In the present study, CCL2 emerged as the biomarker consistently associated with adiposity and metabolic dysfunction, showing robust group differences across groups as well as strong correlations with continuous measures of obesity and insulin resistance. CCL2 displayed the strongest associations, correlating positively with BMI, WHR, visceral adipose tissue, CRP, and indices of insulin resistance (HOMA-IR, insulin, and C-peptide).
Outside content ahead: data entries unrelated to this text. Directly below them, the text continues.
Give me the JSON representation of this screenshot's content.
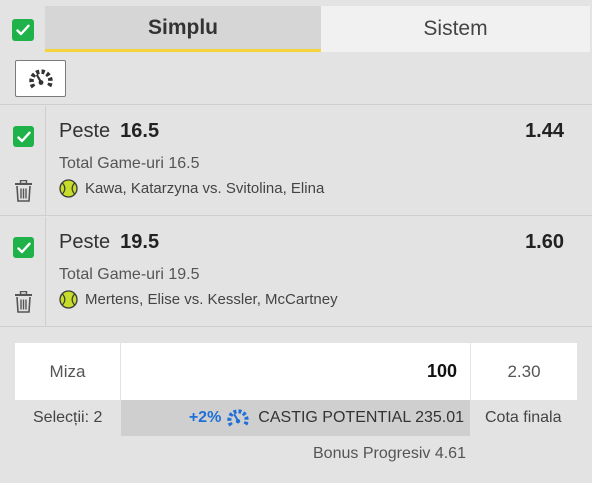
{
  "tabs": {
    "simplu": "Simplu",
    "sistem": "Sistem"
  },
  "colors": {
    "check_green": "#1fb14a",
    "tab_underline": "#f3d43c",
    "bonus_blue": "#1e6fd8",
    "tennis_ball": "#c6dd2a"
  },
  "toolbar": {
    "icon": "gauge-icon"
  },
  "bets": [
    {
      "selection": "Peste",
      "line": "16.5",
      "odds": "1.44",
      "market": "Total Game-uri 16.5",
      "event": "Kawa, Katarzyna vs. Svitolina, Elina",
      "sport_icon": "tennis-ball-icon",
      "checked": true
    },
    {
      "selection": "Peste",
      "line": "19.5",
      "odds": "1.60",
      "market": "Total Game-uri 19.5",
      "event": "Mertens, Elise vs. Kessler, McCartney",
      "sport_icon": "tennis-ball-icon",
      "checked": true
    }
  ],
  "stake": {
    "label": "Miza",
    "value": "100",
    "total_odds": "2.30",
    "selections_label": "Selecții: 2",
    "bonus_percent": "+2%",
    "potential_win": "CASTIG POTENTIAL 235.01",
    "total_odds_label": "Cota finala",
    "bonus_progresiv": "Bonus Progresiv 4.61"
  }
}
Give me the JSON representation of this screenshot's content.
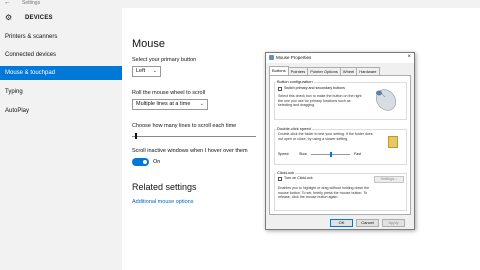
{
  "window": {
    "title": "Settings",
    "back_glyph": "←"
  },
  "sidebar": {
    "icon": "gear-icon",
    "heading": "DEVICES",
    "items": [
      {
        "label": "Printers & scanners",
        "selected": false
      },
      {
        "label": "Connected devices",
        "selected": false
      },
      {
        "label": "Mouse & touchpad",
        "selected": true
      },
      {
        "label": "Typing",
        "selected": false
      },
      {
        "label": "AutoPlay",
        "selected": false
      }
    ]
  },
  "main": {
    "title": "Mouse",
    "primary_button": {
      "label": "Select your primary button",
      "value": "Left"
    },
    "wheel": {
      "label": "Roll the mouse wheel to scroll",
      "value": "Multiple lines at a time"
    },
    "lines": {
      "label": "Choose how many lines to scroll each time",
      "level": 0.03
    },
    "inactive": {
      "label": "Scroll inactive windows when I hover over them",
      "state": "On",
      "on": true
    },
    "related": {
      "title": "Related settings",
      "link": "Additional mouse options"
    }
  },
  "dialog": {
    "title": "Mouse Properties",
    "close_glyph": "×",
    "tabs": [
      "Buttons",
      "Pointers",
      "Pointer Options",
      "Wheel",
      "Hardware"
    ],
    "active_tab": 0,
    "button_config": {
      "group_label": "Button configuration",
      "checkbox_label": "Switch primary and secondary buttons",
      "description": "Select this check box to make the button on the right the one you use for primary functions such as selecting and dragging."
    },
    "double_click": {
      "group_label": "Double-click speed",
      "description": "Double-click the folder to test your setting. If the folder does not open or close, try using a slower setting.",
      "speed_label": "Speed:",
      "slow_label": "Slow",
      "fast_label": "Fast",
      "speed_level": 0.5
    },
    "clicklock": {
      "group_label": "ClickLock",
      "checkbox_label": "Turn on ClickLock",
      "settings_label": "Settings...",
      "description": "Enables you to highlight or drag without holding down the mouse button. To set, briefly press the mouse button. To release, click the mouse button again."
    },
    "buttons": {
      "ok": "OK",
      "cancel": "Cancel",
      "apply": "Apply"
    }
  },
  "colors": {
    "accent": "#0078d7",
    "sidebar_bg": "#f2f2f2",
    "link": "#0067c0"
  }
}
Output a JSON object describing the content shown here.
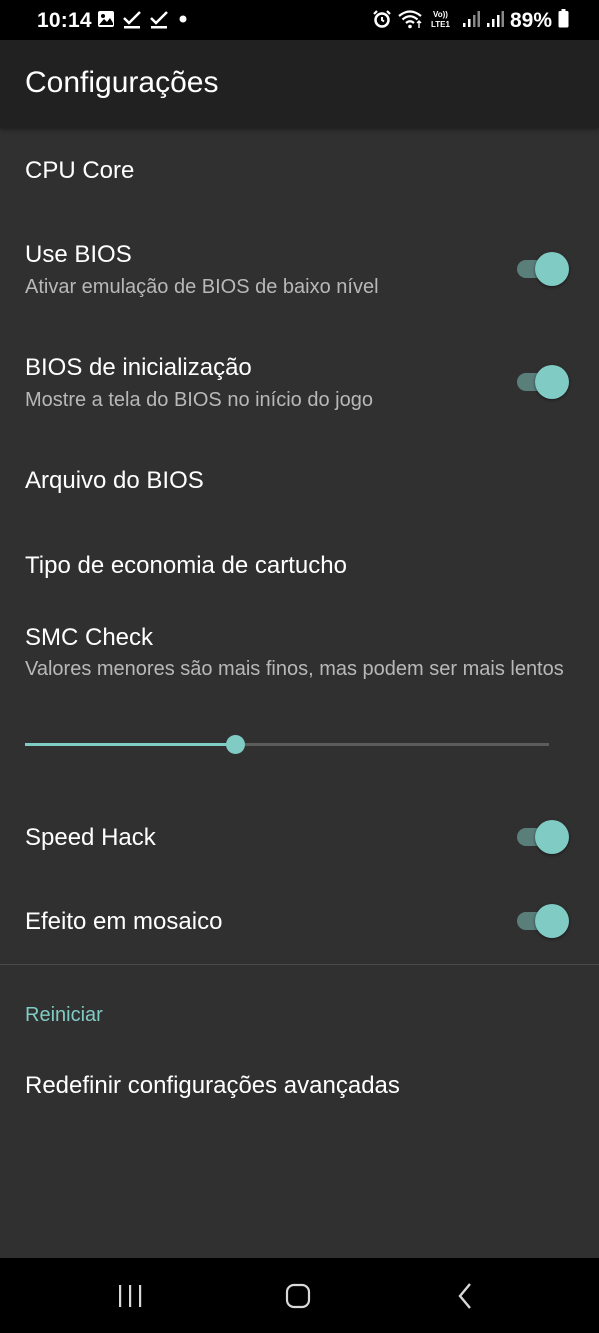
{
  "status_bar": {
    "time": "10:14",
    "battery_percent": "89%",
    "left_icons": [
      "image-icon",
      "check-icon",
      "check-icon",
      "dot-icon"
    ],
    "right_icons": [
      "alarm-icon",
      "wifi-icon",
      "volte-lte-icon",
      "signal-icon",
      "signal-icon",
      "battery-icon"
    ]
  },
  "app_bar": {
    "title": "Configurações"
  },
  "preferences": {
    "cpu_core": {
      "title": "CPU Core"
    },
    "use_bios": {
      "title": "Use BIOS",
      "summary": "Ativar emulação de BIOS de baixo nível",
      "checked": true
    },
    "boot_bios": {
      "title": "BIOS de inicialização",
      "summary": "Mostre a tela do BIOS no início do jogo",
      "checked": true
    },
    "bios_file": {
      "title": "Arquivo do BIOS"
    },
    "save_type": {
      "title": "Tipo de economia de cartucho"
    },
    "smc_check": {
      "title": "SMC Check",
      "summary": "Valores menores são mais finos, mas podem ser mais lentos",
      "slider_fraction": 0.4
    },
    "speed_hack": {
      "title": "Speed Hack",
      "checked": true
    },
    "mosaic": {
      "title": "Efeito em mosaico",
      "checked": true
    }
  },
  "reset_category": {
    "title": "Reiniciar",
    "reset_advanced": {
      "title": "Redefinir configurações avançadas"
    }
  },
  "nav_bar": {
    "recents": "recents-icon",
    "home": "home-icon",
    "back": "back-icon"
  },
  "colors": {
    "accent": "#80cbc4",
    "background": "#303030",
    "app_bar": "#212121"
  }
}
These findings align closely with the established role of CCL2 (monocyte chemoattractant protein-1) as a key mediator of obesity-induced inflammation, promoting monocyte/macrophage recruitment into adipose tissue and driving the transition toward a pro-inflammatory adipose tissue microenvironment [37]. Elevated circulating CCL2 levels have been repeatedly linked to increased visceral fat mass, insulin resistance, and cardiometabolic risk, and experimental models demonstrate that CCL2–CCR2 signaling directly contributes to macrophage accumulation and metabolic impairment in obesity [36,37].
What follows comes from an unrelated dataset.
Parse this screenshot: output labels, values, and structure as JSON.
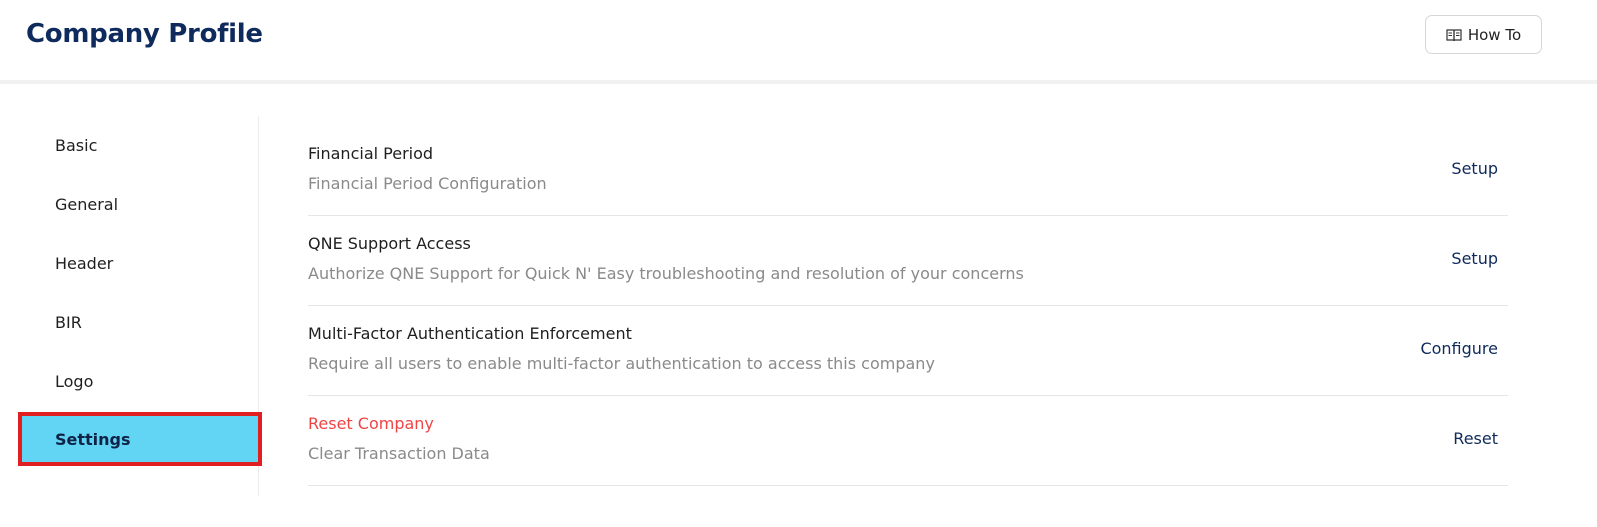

Similarly, IL-1β showed significant positive associations with central adiposity and metabolic dysregulation, including BMI, WHR and visceral fat. IL-1β is a pivotal effector cytokine of the NLRP3 inflammasome and plays a central role in linking nutrient excess to chronic low-grade inflammation [32]. Increased IL-1β production in obesity has been shown to impair insulin signaling, reduce pancreatic β-cell function, and exacerbate systemic insulin resistance [30]. The observed gradient of IL-1β across weight groups, with highest levels in individuals with greater adiposity, supports the concept that inflammasome activation scales with fat mass and metabolic stress rather than reflecting a binary obese–non-obese state. Additionally, although IL-1β and CCL2 correlated with continuous indices of insulin resistance, their concentrations did not differ significantly between insulin-resistance strata, likely reflecting limited statistical power and the chronic nature of adipose tissue inflammation rather than short-term changes in insulin sensitivity.
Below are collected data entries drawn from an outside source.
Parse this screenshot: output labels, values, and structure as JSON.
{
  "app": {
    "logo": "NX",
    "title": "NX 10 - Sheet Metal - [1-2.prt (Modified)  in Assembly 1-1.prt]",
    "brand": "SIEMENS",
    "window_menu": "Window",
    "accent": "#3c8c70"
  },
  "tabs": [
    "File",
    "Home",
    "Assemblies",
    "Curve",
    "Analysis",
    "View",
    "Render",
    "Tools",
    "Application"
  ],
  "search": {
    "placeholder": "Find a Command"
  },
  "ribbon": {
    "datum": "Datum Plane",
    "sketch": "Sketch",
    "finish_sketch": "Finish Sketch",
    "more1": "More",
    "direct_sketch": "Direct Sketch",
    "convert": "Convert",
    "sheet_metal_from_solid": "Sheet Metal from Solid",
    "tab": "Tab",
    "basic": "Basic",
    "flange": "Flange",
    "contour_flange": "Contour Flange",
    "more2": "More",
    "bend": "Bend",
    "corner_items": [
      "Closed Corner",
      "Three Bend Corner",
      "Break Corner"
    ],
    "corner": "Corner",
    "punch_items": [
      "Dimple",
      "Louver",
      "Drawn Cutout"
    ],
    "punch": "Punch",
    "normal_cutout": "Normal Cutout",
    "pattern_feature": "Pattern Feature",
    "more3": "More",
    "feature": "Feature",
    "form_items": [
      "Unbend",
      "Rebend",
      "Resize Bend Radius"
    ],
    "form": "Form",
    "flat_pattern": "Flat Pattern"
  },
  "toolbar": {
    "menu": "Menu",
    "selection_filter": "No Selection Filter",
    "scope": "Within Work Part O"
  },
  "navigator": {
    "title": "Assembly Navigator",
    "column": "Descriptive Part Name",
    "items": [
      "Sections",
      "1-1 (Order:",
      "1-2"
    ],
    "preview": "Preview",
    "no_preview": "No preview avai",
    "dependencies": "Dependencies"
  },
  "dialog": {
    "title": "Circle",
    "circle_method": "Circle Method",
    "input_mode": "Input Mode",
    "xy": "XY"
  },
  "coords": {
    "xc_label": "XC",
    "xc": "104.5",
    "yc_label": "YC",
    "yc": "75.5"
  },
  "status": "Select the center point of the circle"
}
Importantly, the convergence of group-based differences and continuous correlations strengthens the biological relevance of both markers. While IL-6 and IL-15 did not show consistent associations, the strong and reproducible relationships observed for CCL2 and IL-1β across independent groups highlight their potential utility as integrative markers of obesity-related inflammation and metabolic risk. Together, these results reinforce the central role of chemokine-driven immune cell recruitment (CCL2) and inflammasome-mediated cytokine activation (IL-1β) in the pathophysiology of obesity and its metabolic complications.
The multivariable analysis substantially strengthens the interpretation of the biomarker profile observed in this study. When HOMA-IR was analyzed as the dependent variable, irisin remained the only biomarker independently associated with insulin resistance after simultaneous adjustment for IL-6, IL-15, IL-1β, CCL2, and BMI. This indicates that the relationship between irisin and HOMA-IR is not merely a reflection of increased body mass or concurrent inflammatory marker concentrations. Rather, irisin appears to capture a metabolic dimension of obesity-related impairment that is not fully represented by BMI alone.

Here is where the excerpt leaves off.